The COVID-19 pandemic has taught us how vital and vulnerable America’s small businesses are. But, thankfully, small changes in how and where we buy merchandise can boost entrepreneurship across Arkansas – and across the country. It means we all have the power to help small businesses grow.
I know this firsthand as the owner of a non-profit bakery in Fayetteville that provides vocational training for young people with autism. I see him more broadly as a defender of the right to national non-profit start-ups, which makes entrepreneurship a community priority.
Most small businesses have suffered greatly amid COVID-19. Many have closed for good, and others of us have had to make major adjustments to the way we operate. This is not just a problem for owners and employees; it is a major challenge for our communities and our nation.
Nationally, start-ups create virtually all of America’s job growth, so job growth depends not only on reopening businesses, but also creating new ones. Locally, small businesses provide a distinctive character to our downtown areas. They are what make our cities special, provide us with fun gathering places, and showcase our talents and passions.
As our country emerges from the pandemic, it may appear that small businesses are doing better. But in many ways this fall is more difficult than last fall. Federal funding for short-term recovery is long gone; supply chains have broken down and labor shortages are common. Supporting small businesses is therefore more vital than ever, and simple actions can make a huge difference.
In our nonprofit bakery, our business and restaurant orders declined significantly as company employees worked remotely and restaurants closed or downsized. To fulfill our professional training mission, the individual purchases of our breads are crucial – around 20% of total turnover in very difficult times – and the value of these purchases could not be clearer.
Earlier this month, our bakery celebrated the promotion of two of our students to managerial positions. For the first time in our history, autistic students will be managing key aspects of our operations. Camryn Cook has become the Bakery Manager, responsible for creating the weekly bread flavors, managing customer interactions and supporting day-to-day operations. Joaquin Martinez became production manager, responsible for wholesale orders, production of bakery products for retail and wholesale, management of paid and volunteer work and coordination of deliveries.
It wouldn’t have happened without the Arkansans buying our bread, either one at a time or in bulk. All supported our mission and received spectacular bread in return, but there is an important lesson for everyone. Even simple acts, like buying a loaf of bread, can be life changing.

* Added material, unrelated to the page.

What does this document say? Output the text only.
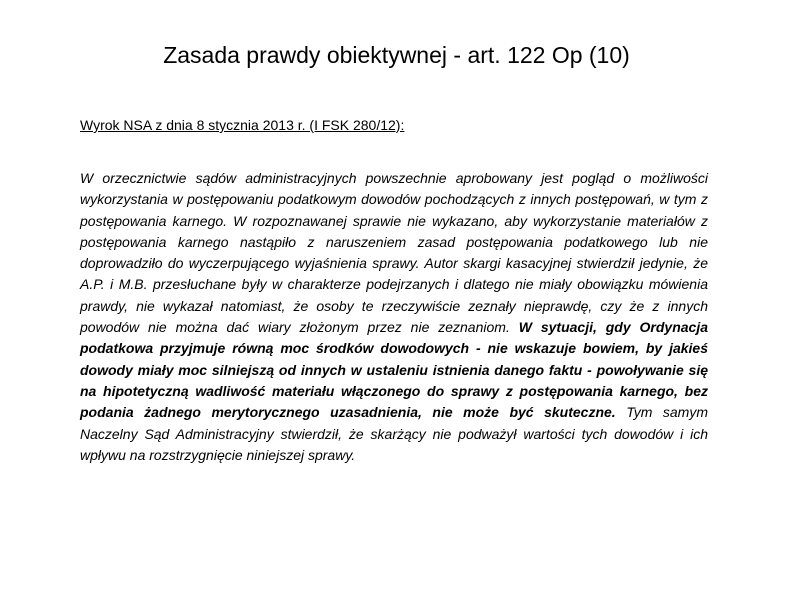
Zasada prawdy obiektywnej - art. 122 Op (10)

Wyrok NSA z dnia 8 stycznia 2013 r. (I FSK 280/12):

W orzecznictwie sądów administracyjnych powszechnie aprobowany jest pogląd o możliwości wykorzystania w postępowaniu podatkowym dowodów pochodzących z innych postępowań, w tym z postępowania karnego. W rozpoznawanej sprawie nie wykazano, aby wykorzystanie materiałów z postępowania karnego nastąpiło z naruszeniem zasad postępowania podatkowego lub nie doprowadziło do wyczerpującego wyjaśnienia sprawy. Autor skargi kasacyjnej stwierdził jedynie, że A.P. i M.B. przesłuchane były w charakterze podejrzanych i dlatego nie miały obowiązku mówienia prawdy, nie wykazał natomiast, że osoby te rzeczywiście zeznały nieprawdę, czy że z innych powodów nie można dać wiary złożonym przez nie zeznaniom. W sytuacji, gdy Ordynacja podatkowa przyjmuje równą moc środków dowodowych - nie wskazuje bowiem, by jakieś dowody miały moc silniejszą od innych w ustaleniu istnienia danego faktu - powoływanie się na hipotetyczną wadliwość materiału włączonego do sprawy z postępowania karnego, bez podania żadnego merytorycznego uzasadnienia, nie może być skuteczne. Tym samym Naczelny Sąd Administracyjny stwierdził, że skarżący nie podważył wartości tych dowodów i ich wpływu na rozstrzygnięcie niniejszej sprawy.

It’s something I see every day as I speak with small business owners across Northwest Arkansas on behalf of Right to Start. Every small business that retails depends on individual customers, whether they buy online, in person, or with curbside pickup. Individuals determine which businesses will survive and which will expand.
As we approach the holiday shopping season – with Black Friday and Small Business Saturday kicking off later this month – I hope every Arkansan pays special attention to shopping not only in their community but in the small enterprises.
There is power in the simple act of buying a loaf of bread – or a cup of coffee or an ice cream cone. Each purchase of a small business is an act of support, of sustenance, of commitment.
Camryn Cook and Joaquin Martinez know the power of a loaf of bread. It changed their lives forever.
Editor’s Note: Daymara Baker is the owner of Rockin ‘Baker, based in Fayetteville, a bread supplier for several local food establishments. The opinions expressed are those of the author.